Immer wieder erschüttern Medienberichte über sexuelle Gewalt an Kindern die Öffentlichkeit. Besondere Betroffenheit lösen sie dann aus, wenn der Missbrauch im engsten Bekannten- und Familienkreis stattfindet. Aber was versteht man eigentlich unter „sexuellem Missbrauch“?

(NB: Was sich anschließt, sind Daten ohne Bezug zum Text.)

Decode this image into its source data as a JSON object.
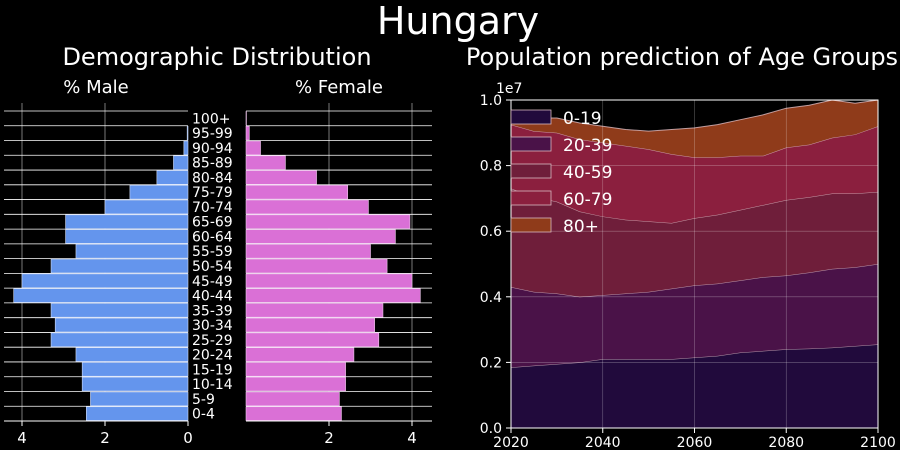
{
  "suptitle": "Hungary",
  "chart_data": [
    {
      "type": "bar",
      "orientation": "horizontal-pyramid",
      "title": "Demographic Distribution",
      "categories": [
        "0-4",
        "5-9",
        "10-14",
        "15-19",
        "20-24",
        "25-29",
        "30-34",
        "35-39",
        "40-44",
        "45-49",
        "50-54",
        "55-59",
        "60-64",
        "65-69",
        "70-74",
        "75-79",
        "80-84",
        "85-89",
        "90-94",
        "95-99",
        "100+"
      ],
      "series": [
        {
          "name": "% Male",
          "values": [
            2.45,
            2.35,
            2.55,
            2.55,
            2.7,
            3.3,
            3.2,
            3.3,
            4.2,
            4.0,
            3.3,
            2.7,
            2.95,
            2.95,
            2.0,
            1.4,
            0.75,
            0.35,
            0.1,
            0.02,
            0.0
          ]
        },
        {
          "name": "% Female",
          "values": [
            2.3,
            2.25,
            2.4,
            2.4,
            2.6,
            3.2,
            3.1,
            3.3,
            4.2,
            4.0,
            3.4,
            3.0,
            3.6,
            3.95,
            2.95,
            2.45,
            1.7,
            0.95,
            0.35,
            0.08,
            0.01
          ]
        }
      ],
      "xlim": [
        0,
        4.5
      ],
      "xticks": [
        "4",
        "2",
        "0",
        "2",
        "4"
      ],
      "grid": true,
      "colors": {
        "male": "#6495ed",
        "female": "#da70d6"
      }
    },
    {
      "type": "area",
      "stacked": true,
      "title": "Population prediction of Age Groups",
      "y_scale_label": "1e7",
      "x": [
        2020,
        2025,
        2030,
        2035,
        2040,
        2045,
        2050,
        2055,
        2060,
        2065,
        2070,
        2075,
        2080,
        2085,
        2090,
        2095,
        2100
      ],
      "series": [
        {
          "name": "0-19",
          "values": [
            0.185,
            0.19,
            0.195,
            0.2,
            0.21,
            0.21,
            0.21,
            0.21,
            0.215,
            0.22,
            0.23,
            0.235,
            0.24,
            0.242,
            0.245,
            0.25,
            0.255
          ]
        },
        {
          "name": "20-39",
          "values": [
            0.245,
            0.225,
            0.215,
            0.2,
            0.195,
            0.2,
            0.205,
            0.215,
            0.22,
            0.22,
            0.22,
            0.225,
            0.225,
            0.232,
            0.24,
            0.24,
            0.245
          ]
        },
        {
          "name": "40-59",
          "values": [
            0.3,
            0.29,
            0.28,
            0.26,
            0.24,
            0.225,
            0.215,
            0.2,
            0.205,
            0.21,
            0.215,
            0.22,
            0.23,
            0.23,
            0.23,
            0.225,
            0.22
          ]
        },
        {
          "name": "60-79",
          "values": [
            0.195,
            0.2,
            0.21,
            0.22,
            0.225,
            0.225,
            0.22,
            0.21,
            0.185,
            0.175,
            0.165,
            0.15,
            0.16,
            0.16,
            0.17,
            0.18,
            0.2
          ]
        },
        {
          "name": "80+",
          "values": [
            0.035,
            0.04,
            0.045,
            0.05,
            0.05,
            0.05,
            0.055,
            0.075,
            0.09,
            0.1,
            0.11,
            0.125,
            0.12,
            0.12,
            0.115,
            0.095,
            0.08
          ]
        }
      ],
      "xlim": [
        2020,
        2100
      ],
      "ylim": [
        0.0,
        1.0
      ],
      "xticks": [
        "2020",
        "2040",
        "2060",
        "2080",
        "2100"
      ],
      "yticks": [
        "0.0",
        "0.2",
        "0.4",
        "0.6",
        "0.8",
        "1.0"
      ],
      "legend_position": "top-left",
      "grid": true,
      "colors": [
        "#210a3c",
        "#4a1248",
        "#6f1e3a",
        "#8b1f3e",
        "#8f3b1a"
      ]
    }
  ]
}
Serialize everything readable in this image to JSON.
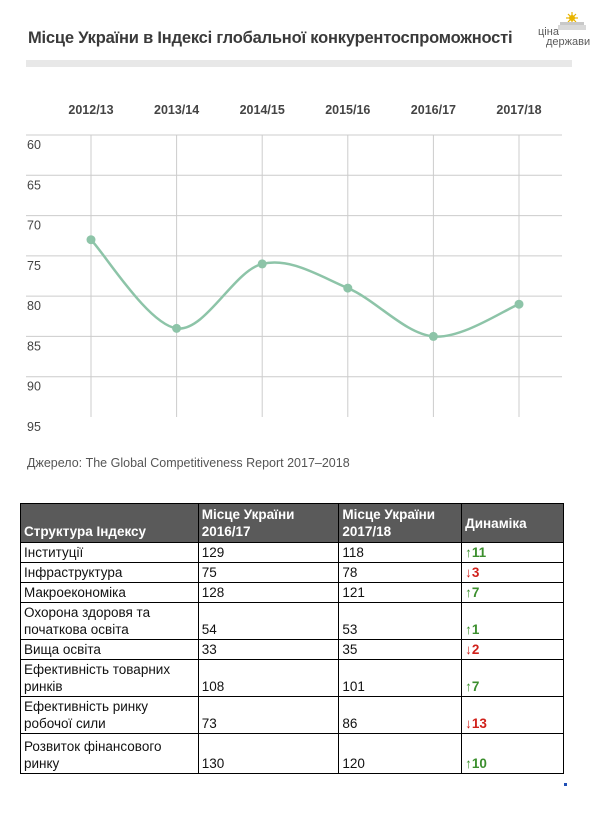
{
  "header": {
    "title": "Місце України в Індексі глобальної конкурентоспроможності",
    "logo_line1": "ціна",
    "logo_line2": "держави"
  },
  "colors": {
    "line": "#8dc4a8",
    "grid": "#cccccc",
    "up": "#3c8f2e",
    "down": "#d0211b",
    "table_header": "#5a5a5a"
  },
  "chart_data": {
    "type": "line",
    "categories": [
      "2012/13",
      "2013/14",
      "2014/15",
      "2015/16",
      "2016/17",
      "2017/18"
    ],
    "series": [
      {
        "values": [
          73,
          84,
          76,
          79,
          85,
          81
        ]
      }
    ],
    "y_ticks": [
      "60",
      "65",
      "70",
      "75",
      "80",
      "85",
      "90",
      "95"
    ],
    "ylim": [
      60,
      95
    ],
    "y_inverted": true,
    "x_axis_position": "top",
    "grid": true,
    "title": ""
  },
  "source": "Джерело: The Global Competitiveness Report 2017–2018",
  "table": {
    "headers": [
      "Структура Індексу",
      "Місце України 2016/17",
      "Місце України 2017/18",
      "Динаміка"
    ],
    "rows": [
      {
        "name": "Інституції",
        "v1": "129",
        "v2": "118",
        "dyn": "↑11",
        "dir": "up"
      },
      {
        "name": "Інфраструктура",
        "v1": "75",
        "v2": "78",
        "dyn": "↓3",
        "dir": "down"
      },
      {
        "name": "Макроекономіка",
        "v1": "128",
        "v2": "121",
        "dyn": "↑7",
        "dir": "up"
      },
      {
        "name": "Охорона здоровя та початкова освіта",
        "v1": "54",
        "v2": "53",
        "dyn": "↑1",
        "dir": "up"
      },
      {
        "name": "Вища освіта",
        "v1": "33",
        "v2": "35",
        "dyn": "↓2",
        "dir": "down"
      },
      {
        "name": "Ефективність товарних ринків",
        "v1": "108",
        "v2": "101",
        "dyn": "↑7",
        "dir": "up"
      },
      {
        "name": "Ефективність ринку робочої сили",
        "v1": "73",
        "v2": "86",
        "dyn": "↓13",
        "dir": "down"
      },
      {
        "name": "Розвиток фінансового ринку",
        "v1": "130",
        "v2": "120",
        "dyn": "↑10",
        "dir": "up"
      }
    ]
  }
}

Sexueller Missbrauch ist immer gekennzeichnet durch ein Machtungleichgewicht zwischen Erwachsenen und Kindern. Nach wie vor kommen die Täter/innen meist aus dem sozialen bzw. familiären Nahraum. Es sind enge Verwandte wie Onkel, Vater oder Cousin, Bezugspersonen zu denen Abhängigkeit besteht wie z.B. Stiefelternteile, Freunde der Familie, Erziehungspersonen, Nachbarn und anderer Personen aus der vertrauten Umgebung des Kindes.

Jugendliche Opfer haben es außerdem schwer, selbst Hilfe anzufordern und gerade die in Fällen sexueller Gewalt gegen Kinder und Jugendliche so wichtigen Bezugspersonen fühlen sich in einer Verdachtssituation oft überfordert. Nehmen Sie daher bei einem Verdacht zuerst Unterstützung von einer professionellen Einrichtung z.B. einem Kinderschutzzentrum in Anspruch.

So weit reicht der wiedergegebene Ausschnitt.